What are some other soft targets that are particularly vulnerable?
Downing: College campuses, shopping malls, retail districts, convention centers — anything that draws mass gatherings of people. Look at what happened in the Pulse nightclub in Orlando: 49 people killed by one individual. In Nice, one guy drives a truck into a crowd and kills 86 people. These are not sophisticated, well-planned attacks; they’re fairly simple, and they’re looking at areas that have traditionally been considered soft. And we have to look at that balance too — we don’t want to live in a fortress. But I think there are things we can do seamlessly and invisibly to make our odds better and keep ourselves in a position of advantage.

Do you think even with post-Bataclan-level security, he could have gotten into the building?
Downing: It’s hard to say, but I think had they looked at him and what he was wearing and his backpack, it would have been difficult for him to get inside undetected. He didn’t even try, as far as I’ve heard.

In the wake of this, do you think most arenas will step up security when large numbers of people are outside?
Downing: I think complacency is our biggest adversary. We tell our Alliance members that there are things they can do and orient their staff to, that this is a real threat and its evolving very quickly and they have to be outward-looking and know what suspicious behavior looks like. And also develop good relationships with local, state and federal law enforcement and request resources, set up virtual geofencing [which sets off an alarm when certain objects enter an area] with cyber and keywords and follow up on that. There was a Twitter feed that came out about four hours before the explosion from a kind of pro-Isis twitter account that said “We have more.” So there are things you can do to hunt and pursue as well as developing a good defensive strategy.

Robinette: We advise buildings to invest a lot of time into two things. First is the prevention and deterrence of acts: they need to be constantly updating, looking around and being proactive. And now every building lives in the second stage we recommend: post-event resiliency. Buildings should be thinking about how they respond to this to restore guest confidence — that the buildings are safe and secure — and they and their public-relations staffs communicate what they’re doing and have talking points to illustrate that they’ve put in the most diligent effort they can into defending the venue and the guests coming into and going out of the building. That shows not only that the venue is making it a priority, it also sends a message to potential bad actors: “Not this building. This building is making an investment in being safe.” Buildings now should be thinking about if this were to happen again tomorrow, what would they want the public to know?

Do your buildings have a protocol for events like this?
Robinette: Yes. We recommend buildings go through routine and regular assessments of security, and that’s everything from cyber-security to physical security, staff training, how it monitors social media, how it reviews the parking lot, ingress, egress. All those things should be under constant review, because if the plan was written and developed four or five years ago it’s very outdated — and if it was made six months ago I’d make the case that there are things that need to be updated. You also have to run exercises and stress tests against those plans, because the first time you experience this shouldn’t be the actual event.
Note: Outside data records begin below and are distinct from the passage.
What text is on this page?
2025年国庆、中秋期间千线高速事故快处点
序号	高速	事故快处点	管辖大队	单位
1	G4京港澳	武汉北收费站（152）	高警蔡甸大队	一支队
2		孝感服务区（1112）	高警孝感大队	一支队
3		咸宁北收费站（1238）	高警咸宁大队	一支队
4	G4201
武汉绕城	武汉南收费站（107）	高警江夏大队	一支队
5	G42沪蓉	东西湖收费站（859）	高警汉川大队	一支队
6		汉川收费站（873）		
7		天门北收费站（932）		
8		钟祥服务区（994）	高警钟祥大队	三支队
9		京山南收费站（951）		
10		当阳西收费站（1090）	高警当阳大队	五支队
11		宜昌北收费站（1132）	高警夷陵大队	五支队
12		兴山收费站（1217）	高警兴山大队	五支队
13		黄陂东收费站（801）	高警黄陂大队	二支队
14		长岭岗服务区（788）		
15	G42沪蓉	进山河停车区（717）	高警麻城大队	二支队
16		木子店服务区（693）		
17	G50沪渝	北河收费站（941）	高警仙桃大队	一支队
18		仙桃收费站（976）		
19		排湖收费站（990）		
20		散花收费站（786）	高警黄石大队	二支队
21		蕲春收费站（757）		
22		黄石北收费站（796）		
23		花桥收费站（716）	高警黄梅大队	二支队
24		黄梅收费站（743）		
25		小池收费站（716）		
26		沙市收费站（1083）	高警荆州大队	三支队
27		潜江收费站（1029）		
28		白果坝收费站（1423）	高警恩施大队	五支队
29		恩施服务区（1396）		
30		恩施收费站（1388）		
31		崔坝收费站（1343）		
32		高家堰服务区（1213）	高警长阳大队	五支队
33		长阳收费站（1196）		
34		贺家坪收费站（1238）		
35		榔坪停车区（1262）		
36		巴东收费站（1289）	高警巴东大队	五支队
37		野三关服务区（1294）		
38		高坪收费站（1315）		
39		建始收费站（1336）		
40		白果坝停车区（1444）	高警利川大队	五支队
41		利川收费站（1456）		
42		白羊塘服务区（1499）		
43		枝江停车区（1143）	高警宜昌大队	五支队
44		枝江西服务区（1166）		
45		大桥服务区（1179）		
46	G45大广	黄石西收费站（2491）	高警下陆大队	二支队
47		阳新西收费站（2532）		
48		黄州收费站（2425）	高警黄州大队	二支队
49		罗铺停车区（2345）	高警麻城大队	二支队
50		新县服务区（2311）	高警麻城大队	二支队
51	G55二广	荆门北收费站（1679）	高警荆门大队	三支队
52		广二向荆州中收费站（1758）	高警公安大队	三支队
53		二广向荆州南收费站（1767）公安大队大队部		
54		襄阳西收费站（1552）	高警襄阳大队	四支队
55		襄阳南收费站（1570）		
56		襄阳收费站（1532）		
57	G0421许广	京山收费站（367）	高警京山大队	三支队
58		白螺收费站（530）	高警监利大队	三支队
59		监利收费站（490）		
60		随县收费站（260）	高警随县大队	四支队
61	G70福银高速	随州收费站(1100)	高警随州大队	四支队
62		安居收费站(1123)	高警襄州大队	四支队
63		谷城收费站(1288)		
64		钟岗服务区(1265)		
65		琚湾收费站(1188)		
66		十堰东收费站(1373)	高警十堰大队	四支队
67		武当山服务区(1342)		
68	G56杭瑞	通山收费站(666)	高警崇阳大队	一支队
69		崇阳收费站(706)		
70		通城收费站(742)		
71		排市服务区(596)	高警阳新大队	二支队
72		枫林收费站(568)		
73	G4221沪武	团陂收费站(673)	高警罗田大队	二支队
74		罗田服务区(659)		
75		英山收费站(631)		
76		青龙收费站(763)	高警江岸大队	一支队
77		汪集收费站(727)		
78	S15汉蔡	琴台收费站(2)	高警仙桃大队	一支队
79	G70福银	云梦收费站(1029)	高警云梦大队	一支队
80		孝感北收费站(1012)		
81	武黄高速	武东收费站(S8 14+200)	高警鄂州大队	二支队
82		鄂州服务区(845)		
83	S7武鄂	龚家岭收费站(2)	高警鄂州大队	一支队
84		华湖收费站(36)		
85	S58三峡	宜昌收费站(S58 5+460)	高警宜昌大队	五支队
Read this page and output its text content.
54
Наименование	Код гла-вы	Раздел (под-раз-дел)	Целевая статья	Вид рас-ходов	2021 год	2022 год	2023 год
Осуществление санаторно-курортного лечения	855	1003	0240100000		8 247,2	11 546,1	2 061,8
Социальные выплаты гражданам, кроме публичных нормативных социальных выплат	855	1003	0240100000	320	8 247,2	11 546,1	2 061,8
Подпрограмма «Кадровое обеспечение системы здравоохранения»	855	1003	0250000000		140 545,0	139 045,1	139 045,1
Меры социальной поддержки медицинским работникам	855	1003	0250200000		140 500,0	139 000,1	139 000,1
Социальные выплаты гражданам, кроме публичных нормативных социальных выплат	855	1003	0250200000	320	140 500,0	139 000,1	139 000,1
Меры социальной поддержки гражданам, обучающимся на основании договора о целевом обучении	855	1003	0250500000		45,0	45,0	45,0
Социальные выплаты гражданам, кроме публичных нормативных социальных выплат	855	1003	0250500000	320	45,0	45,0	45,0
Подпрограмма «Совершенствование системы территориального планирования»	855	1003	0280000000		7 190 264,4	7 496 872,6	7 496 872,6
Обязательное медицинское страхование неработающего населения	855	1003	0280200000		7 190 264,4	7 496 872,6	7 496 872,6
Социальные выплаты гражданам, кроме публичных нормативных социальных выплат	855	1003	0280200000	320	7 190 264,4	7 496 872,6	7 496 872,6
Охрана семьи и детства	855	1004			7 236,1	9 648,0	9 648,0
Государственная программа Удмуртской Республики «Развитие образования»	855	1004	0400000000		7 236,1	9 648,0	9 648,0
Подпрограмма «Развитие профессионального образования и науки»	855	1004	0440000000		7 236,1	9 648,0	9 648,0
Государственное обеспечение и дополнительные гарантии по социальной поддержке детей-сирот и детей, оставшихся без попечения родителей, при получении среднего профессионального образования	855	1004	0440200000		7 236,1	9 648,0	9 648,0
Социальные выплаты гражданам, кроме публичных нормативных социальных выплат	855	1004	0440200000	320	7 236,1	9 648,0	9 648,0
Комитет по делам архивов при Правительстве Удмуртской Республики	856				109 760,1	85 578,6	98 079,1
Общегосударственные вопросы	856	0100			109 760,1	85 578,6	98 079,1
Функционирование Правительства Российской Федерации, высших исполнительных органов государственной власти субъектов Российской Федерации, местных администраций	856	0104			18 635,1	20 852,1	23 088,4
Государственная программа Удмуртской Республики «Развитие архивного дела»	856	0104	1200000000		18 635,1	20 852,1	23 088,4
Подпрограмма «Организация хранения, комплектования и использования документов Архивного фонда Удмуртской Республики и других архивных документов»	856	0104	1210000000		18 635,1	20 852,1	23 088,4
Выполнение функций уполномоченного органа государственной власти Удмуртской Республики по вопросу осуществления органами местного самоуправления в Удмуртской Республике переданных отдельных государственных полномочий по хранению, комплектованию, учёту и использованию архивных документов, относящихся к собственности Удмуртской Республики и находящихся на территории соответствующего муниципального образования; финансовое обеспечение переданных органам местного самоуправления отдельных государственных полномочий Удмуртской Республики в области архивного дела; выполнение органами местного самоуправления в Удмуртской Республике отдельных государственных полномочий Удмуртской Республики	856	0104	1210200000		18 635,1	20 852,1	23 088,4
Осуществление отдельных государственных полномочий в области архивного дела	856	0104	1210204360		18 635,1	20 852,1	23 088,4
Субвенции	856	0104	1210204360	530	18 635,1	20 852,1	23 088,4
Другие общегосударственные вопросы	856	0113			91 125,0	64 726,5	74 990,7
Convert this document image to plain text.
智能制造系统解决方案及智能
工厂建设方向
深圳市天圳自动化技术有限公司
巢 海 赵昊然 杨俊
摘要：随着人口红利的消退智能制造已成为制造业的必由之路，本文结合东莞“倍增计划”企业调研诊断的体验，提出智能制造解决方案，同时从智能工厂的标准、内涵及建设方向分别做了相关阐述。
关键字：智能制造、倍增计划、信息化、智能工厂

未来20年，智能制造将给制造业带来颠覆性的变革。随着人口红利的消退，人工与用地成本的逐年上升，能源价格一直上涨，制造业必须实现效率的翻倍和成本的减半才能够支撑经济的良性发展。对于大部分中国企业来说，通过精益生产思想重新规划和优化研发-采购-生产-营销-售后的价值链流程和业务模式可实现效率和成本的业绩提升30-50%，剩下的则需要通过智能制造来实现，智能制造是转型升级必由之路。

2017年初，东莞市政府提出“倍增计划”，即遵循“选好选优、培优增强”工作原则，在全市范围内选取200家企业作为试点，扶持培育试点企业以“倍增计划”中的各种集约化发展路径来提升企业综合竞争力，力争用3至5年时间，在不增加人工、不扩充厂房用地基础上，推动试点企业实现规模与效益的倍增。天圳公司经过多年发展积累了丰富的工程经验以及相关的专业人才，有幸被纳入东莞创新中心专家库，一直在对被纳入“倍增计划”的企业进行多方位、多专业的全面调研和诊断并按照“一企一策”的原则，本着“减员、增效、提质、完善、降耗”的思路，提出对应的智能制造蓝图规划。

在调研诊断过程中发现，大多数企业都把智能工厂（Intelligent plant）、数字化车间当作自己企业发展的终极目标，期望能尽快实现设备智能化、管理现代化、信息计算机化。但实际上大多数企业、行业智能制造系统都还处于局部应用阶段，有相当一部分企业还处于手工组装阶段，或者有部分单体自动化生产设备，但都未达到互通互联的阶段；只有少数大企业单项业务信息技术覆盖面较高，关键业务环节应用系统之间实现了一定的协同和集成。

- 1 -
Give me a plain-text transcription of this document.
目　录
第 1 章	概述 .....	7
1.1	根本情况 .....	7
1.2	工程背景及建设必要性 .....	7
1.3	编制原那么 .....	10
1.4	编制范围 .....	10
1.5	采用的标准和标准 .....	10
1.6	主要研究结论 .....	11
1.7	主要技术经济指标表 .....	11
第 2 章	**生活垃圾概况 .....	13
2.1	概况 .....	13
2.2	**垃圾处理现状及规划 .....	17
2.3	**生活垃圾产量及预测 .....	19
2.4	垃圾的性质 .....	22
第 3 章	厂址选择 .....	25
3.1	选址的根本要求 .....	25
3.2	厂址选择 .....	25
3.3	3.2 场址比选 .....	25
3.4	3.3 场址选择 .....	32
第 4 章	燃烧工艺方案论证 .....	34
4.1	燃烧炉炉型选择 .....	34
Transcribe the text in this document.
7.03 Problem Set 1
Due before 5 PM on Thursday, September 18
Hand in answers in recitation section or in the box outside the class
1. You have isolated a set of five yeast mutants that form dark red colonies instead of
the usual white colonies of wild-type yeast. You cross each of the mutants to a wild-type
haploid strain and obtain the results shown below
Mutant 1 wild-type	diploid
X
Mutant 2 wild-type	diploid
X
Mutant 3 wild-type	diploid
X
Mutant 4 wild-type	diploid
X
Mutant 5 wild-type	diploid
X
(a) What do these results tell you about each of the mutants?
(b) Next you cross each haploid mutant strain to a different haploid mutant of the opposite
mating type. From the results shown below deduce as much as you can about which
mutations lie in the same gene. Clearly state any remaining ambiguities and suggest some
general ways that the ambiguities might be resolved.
The staff should know “If we had a cyber attack this is how we’d respond”; “if we had an active shooter, this is what we’d do.” There’s a very wide spectrum of things that buildings should be doing regularly and routinely, not just as a function of compliance but of adaptive thinking. They should be looking at the threats and saying, “A year ago drones weren’t a problem” — well, they had a benign drone incident inside Petco Park [in San Diego] just yesterday, and Isis is weaponizing drones. We’ve also had vehicle-rammings in London and Ohio State and Germany — that wasn’t a relevant topic two years ago and it is now. So six months from now they should document what the new patterns and trends are and fold those into the future plans and exercises.

You never want to look back at the event and say “If we’d had more time, we would have done that and that.” If you know what those things are, you should be doing them now and communicating to the public that you’re being proactive, because these things are likely to continue to occur.